Biden joined the Rosemont financial network in June 2009 when he and Rosemont Capital executives Devon Archer and Chris Heinz incorporated Rosemont Seneca Partners in Delaware.

Just three weeks after Rosemont Seneca Partners was created, the firm began receiving tens of millions of dollars in federal bailout loans.

The loan program was called the Term Asset-Backed Securities Loan Facility. In the program, the Federal Reserve and Treasury Department selected firms or investors who would enter the program by purchasing bonds that banks were having difficulty selling. The bonds included bundled student loans or sub-prime mortgages.

At the time the program launched, it was criticized by some as being prone to corruption because the selection process was not fully transparent. The timing of Rosemont's receipt of loan money — right after Hunter Biden got on board — is notable. From the Examiner:

Three weeks after Rosemont Seneca was incorporated, a subsidiary of Rosemont Capital, called Rosemont TALF SPV, received $23.5 million in federal loans through the TALF program. This included $13.4 million to invest in student loans and $11.1 million to invest in subprime auto loans.
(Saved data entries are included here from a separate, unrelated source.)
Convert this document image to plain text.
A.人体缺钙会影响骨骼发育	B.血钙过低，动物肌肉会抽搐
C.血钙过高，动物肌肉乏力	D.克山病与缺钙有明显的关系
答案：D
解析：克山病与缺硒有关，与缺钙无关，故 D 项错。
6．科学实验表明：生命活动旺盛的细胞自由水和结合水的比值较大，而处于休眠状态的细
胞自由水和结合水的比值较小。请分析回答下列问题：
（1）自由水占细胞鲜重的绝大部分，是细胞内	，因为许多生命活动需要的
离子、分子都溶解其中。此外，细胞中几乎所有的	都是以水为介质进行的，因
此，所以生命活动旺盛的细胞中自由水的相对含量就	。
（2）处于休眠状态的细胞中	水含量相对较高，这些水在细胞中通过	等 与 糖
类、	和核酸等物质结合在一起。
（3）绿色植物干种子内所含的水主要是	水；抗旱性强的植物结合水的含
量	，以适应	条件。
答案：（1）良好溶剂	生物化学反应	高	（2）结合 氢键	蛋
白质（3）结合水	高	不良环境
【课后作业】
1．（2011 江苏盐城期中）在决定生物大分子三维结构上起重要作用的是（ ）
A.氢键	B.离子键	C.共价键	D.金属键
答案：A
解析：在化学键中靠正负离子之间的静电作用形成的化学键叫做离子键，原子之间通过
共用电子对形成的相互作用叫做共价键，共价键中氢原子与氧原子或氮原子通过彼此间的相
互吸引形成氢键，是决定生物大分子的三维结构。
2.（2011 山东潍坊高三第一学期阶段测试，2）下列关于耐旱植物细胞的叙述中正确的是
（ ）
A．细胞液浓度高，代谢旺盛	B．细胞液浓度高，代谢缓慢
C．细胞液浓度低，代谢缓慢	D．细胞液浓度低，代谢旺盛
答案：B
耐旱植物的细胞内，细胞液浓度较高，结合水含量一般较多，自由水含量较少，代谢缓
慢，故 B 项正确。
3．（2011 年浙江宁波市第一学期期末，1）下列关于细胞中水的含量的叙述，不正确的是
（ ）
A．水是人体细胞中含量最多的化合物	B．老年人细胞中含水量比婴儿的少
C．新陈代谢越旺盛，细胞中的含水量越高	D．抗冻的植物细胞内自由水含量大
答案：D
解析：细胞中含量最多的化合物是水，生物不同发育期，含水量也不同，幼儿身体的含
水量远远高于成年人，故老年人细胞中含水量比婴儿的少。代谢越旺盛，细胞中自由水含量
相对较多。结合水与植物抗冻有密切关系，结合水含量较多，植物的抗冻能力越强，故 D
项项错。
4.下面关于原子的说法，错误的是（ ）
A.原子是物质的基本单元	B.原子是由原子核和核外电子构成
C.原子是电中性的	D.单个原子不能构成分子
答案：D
Over five months, the company received a total of $130 million from the program in multiple installments for investments in subprime credit cards and residential mortgages.

"This is a great example of the suspicion of many Americans that these bailouts were used to benefit connected insiders while ordinary Americans went broke," said Tom Anderson, director of the Government Integrity Project at the National Legal and Policy Center, an organization that was critical of TALF at the time.

Also, many of the corporations that received TALF loan money routed the profits through the Cayman Islands, a popular tax haven. Rosemont was among those.

"Why would the Fed lend to material investors located in the Cayman Islands?" Sen. Bernie Sanders (I-Vt.) wrote to the Fed in 2010.